Außer dem Baurückstand wurde bekannt, dass bei der EU-Kommission eine Beschwerde gegen die von Berlin, Brandenburg und dem Bund geplanten weiteren Zuschüsse von bis zu 2,6 Milliarden Euro eingelegt wurde. Brüssel müsste die Hilfe genehmigen. Auftraggeber des Einspruchs sind Fluglärmgegner: der Bürgerverein Friedrichshagen (FBI) und der Bürgerverein Berlin-Brandenburg (BVBB). Die Beschwerde wird von weiteren Bürgerinitiativen gegen den BER in Berlin und Brandenburg unterstützt.
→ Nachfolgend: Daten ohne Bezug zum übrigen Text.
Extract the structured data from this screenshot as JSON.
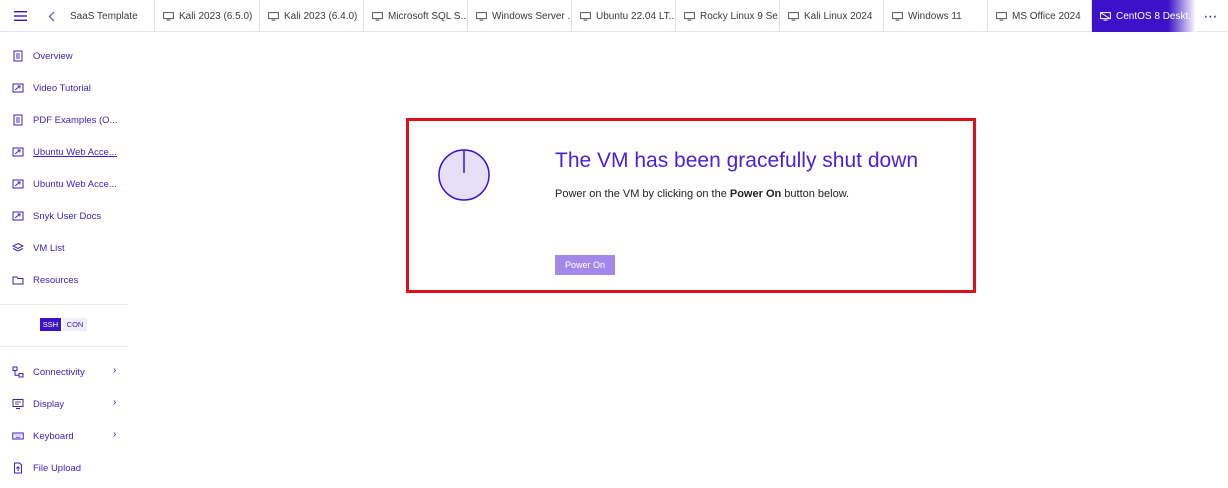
{
  "topbar": {
    "tabs": [
      {
        "label": "SaaS Template",
        "icon": "none"
      },
      {
        "label": "Kali 2023 (6.5.0)",
        "icon": "monitor-icon"
      },
      {
        "label": "Kali 2023 (6.4.0)",
        "icon": "monitor-icon"
      },
      {
        "label": "Microsoft SQL S...",
        "icon": "monitor-icon"
      },
      {
        "label": "Windows Server ...",
        "icon": "monitor-icon"
      },
      {
        "label": "Ubuntu 22.04 LT...",
        "icon": "monitor-icon"
      },
      {
        "label": "Rocky Linux 9 Se...",
        "icon": "monitor-icon"
      },
      {
        "label": "Kali Linux 2024",
        "icon": "monitor-icon"
      },
      {
        "label": "Windows 11",
        "icon": "monitor-icon"
      },
      {
        "label": "MS Office 2024",
        "icon": "monitor-icon"
      },
      {
        "label": "CentOS 8 Deskt...",
        "icon": "monitor-off-icon",
        "active": true
      }
    ],
    "more_label": "⋯"
  },
  "sidebar": {
    "items": [
      {
        "label": "Overview",
        "icon": "document-icon"
      },
      {
        "label": "Video Tutorial",
        "icon": "link-window-icon"
      },
      {
        "label": "PDF Examples (O...",
        "icon": "document-icon"
      },
      {
        "label": "Ubuntu Web Acce...",
        "icon": "link-window-icon"
      },
      {
        "label": "Ubuntu Web Acce...",
        "icon": "link-window-icon"
      },
      {
        "label": "Snyk User Docs",
        "icon": "link-window-icon"
      },
      {
        "label": "VM List",
        "icon": "layers-icon"
      },
      {
        "label": "Resources",
        "icon": "folder-icon"
      }
    ],
    "mode_pills": [
      "SSH",
      "CON"
    ],
    "bottom_items": [
      {
        "label": "Connectivity",
        "icon": "network-icon",
        "chevron": "›"
      },
      {
        "label": "Display",
        "icon": "display-icon",
        "chevron": "›"
      },
      {
        "label": "Keyboard",
        "icon": "keyboard-icon",
        "chevron": "›"
      },
      {
        "label": "File Upload",
        "icon": "file-upload-icon"
      }
    ]
  },
  "vm_status": {
    "title": "The VM has been gracefully shut down",
    "desc_prefix": "Power on the VM by clicking on the ",
    "desc_bold": "Power On",
    "desc_suffix": " button below.",
    "button_label": "Power On"
  },
  "colors": {
    "accent": "#3c12c8",
    "title": "#4b1fd8",
    "button": "#a488e8",
    "highlight_border": "#e0101a",
    "power_circle_fill": "#e6dff8"
  }
}
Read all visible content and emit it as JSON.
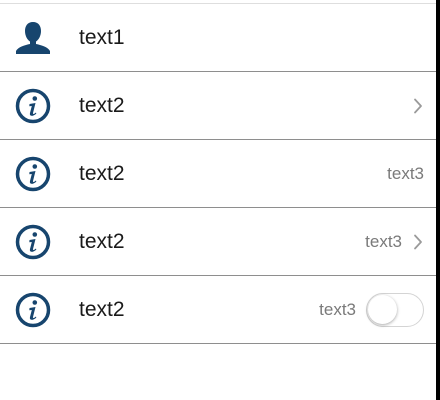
{
  "colors": {
    "accent": "#17456e",
    "divider": "#8e8e8e",
    "secondary_text": "#7a7a7a"
  },
  "rows": [
    {
      "icon": "person-icon",
      "title": "text1"
    },
    {
      "icon": "info-icon",
      "title": "text2",
      "accessory": "chevron"
    },
    {
      "icon": "info-icon",
      "title": "text2",
      "value": "text3"
    },
    {
      "icon": "info-icon",
      "title": "text2",
      "value": "text3",
      "accessory": "chevron"
    },
    {
      "icon": "info-icon",
      "title": "text2",
      "value": "text3",
      "accessory": "toggle",
      "toggle_on": false
    }
  ]
}
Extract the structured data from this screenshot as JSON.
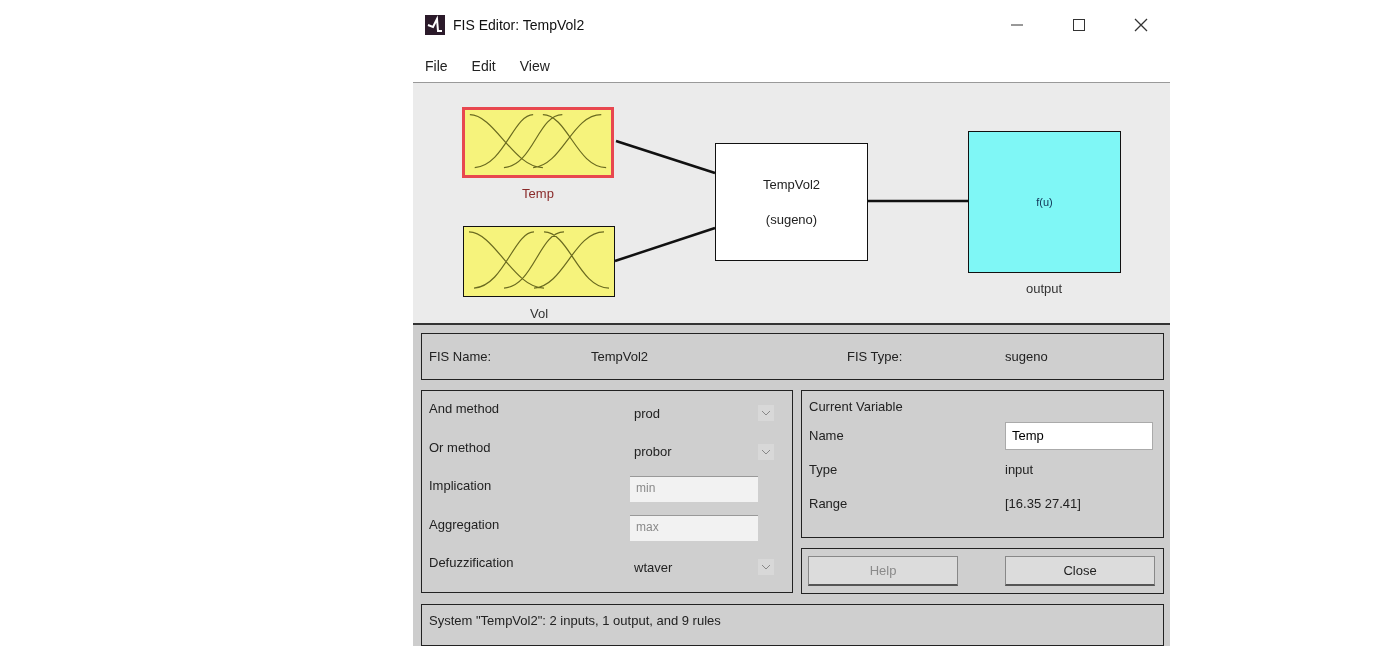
{
  "window": {
    "title": "FIS Editor: TempVol2"
  },
  "menu": [
    "File",
    "Edit",
    "View"
  ],
  "diagram": {
    "inputs": [
      {
        "name": "Temp",
        "selected": true
      },
      {
        "name": "Vol",
        "selected": false
      }
    ],
    "system": {
      "name": "TempVol2",
      "type": "(sugeno)"
    },
    "output": {
      "function": "f(u)",
      "name": "output",
      "selected": false
    }
  },
  "fis": {
    "name_label": "FIS Name:",
    "name": "TempVol2",
    "type_label": "FIS Type:",
    "type": "sugeno"
  },
  "methods": [
    {
      "label": "And method",
      "value": "prod",
      "disabled": false
    },
    {
      "label": "Or method",
      "value": "probor",
      "disabled": false
    },
    {
      "label": "Implication",
      "value": "min",
      "disabled": true
    },
    {
      "label": "Aggregation",
      "value": "max",
      "disabled": true
    },
    {
      "label": "Defuzzification",
      "value": "wtaver",
      "disabled": false
    }
  ],
  "current_variable": {
    "title": "Current Variable",
    "name_label": "Name",
    "name": "Temp",
    "type_label": "Type",
    "type": "input",
    "range_label": "Range",
    "range": "[16.35 27.41]"
  },
  "buttons": [
    {
      "label": "Help",
      "disabled": true
    },
    {
      "label": "Close",
      "disabled": false
    }
  ],
  "status": "System \"TempVol2\": 2 inputs, 1 output, and 9 rules"
}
Die bereits „exorbitante und offenbar grenzenlose“ Förderung des neuen Hauptstadtflughafens durch staatliche Gelder „führe zweifellos zu einer Wettbewerbsverzerrung“ zwischen den europäischen Großflughäfen, heißt es in dem 19-Seiten-Schreiben der Kanzlei Baumann (Würzburg/Leipzig) vom 5. August an die Generaldirektion Wettbewerb, das den PNN vorliegt. Es sei kein „weiterer Flughafen in Europa bekannt, dem in diesem Umfang staatliche Beihilfen gewährt würden“. Das aber sei mit EU-Recht unvereinbar. Man werde diese Beschwerde auch an andere europäische Flughäfen senden. Der Flughafen reagierte gelassen auf den Einspruch. Dies sei „erwartbar“ gewesen, sagte Sprecher Ralf Kunkel. „Unser Vorgehen ist gut begründet.“ Das Bundesverkehrsministerium, das federführend zuständig ist, wollte sich nicht äußern. Dass Brüssel ein Veto einlegt, schließen die Verantwortlichen intern aus.
Dennoch sind Turbulenzen möglich. So gilt es als nicht ausgeschlossen, dass die EU eine Teilprivatisierung des künftigen Airports zur Auflage macht. Und vor dem grünen Licht aus Brüssel dürfen weder die 1,1 Milliarden Euro, die zum Fertigbau des BER bis zur Eröffnung 2017 benötigt werden, noch die für erste Erweiterungen kalkulierte weitere Milliarde an den Flughafen fließen. Nach Tagesspiegel-Informationen müssen aber bis Ende 2015 erste Raten aus dieser Kapitalspritze fließen, sonst könnte es eng werden mit den Finanzen und Terminen.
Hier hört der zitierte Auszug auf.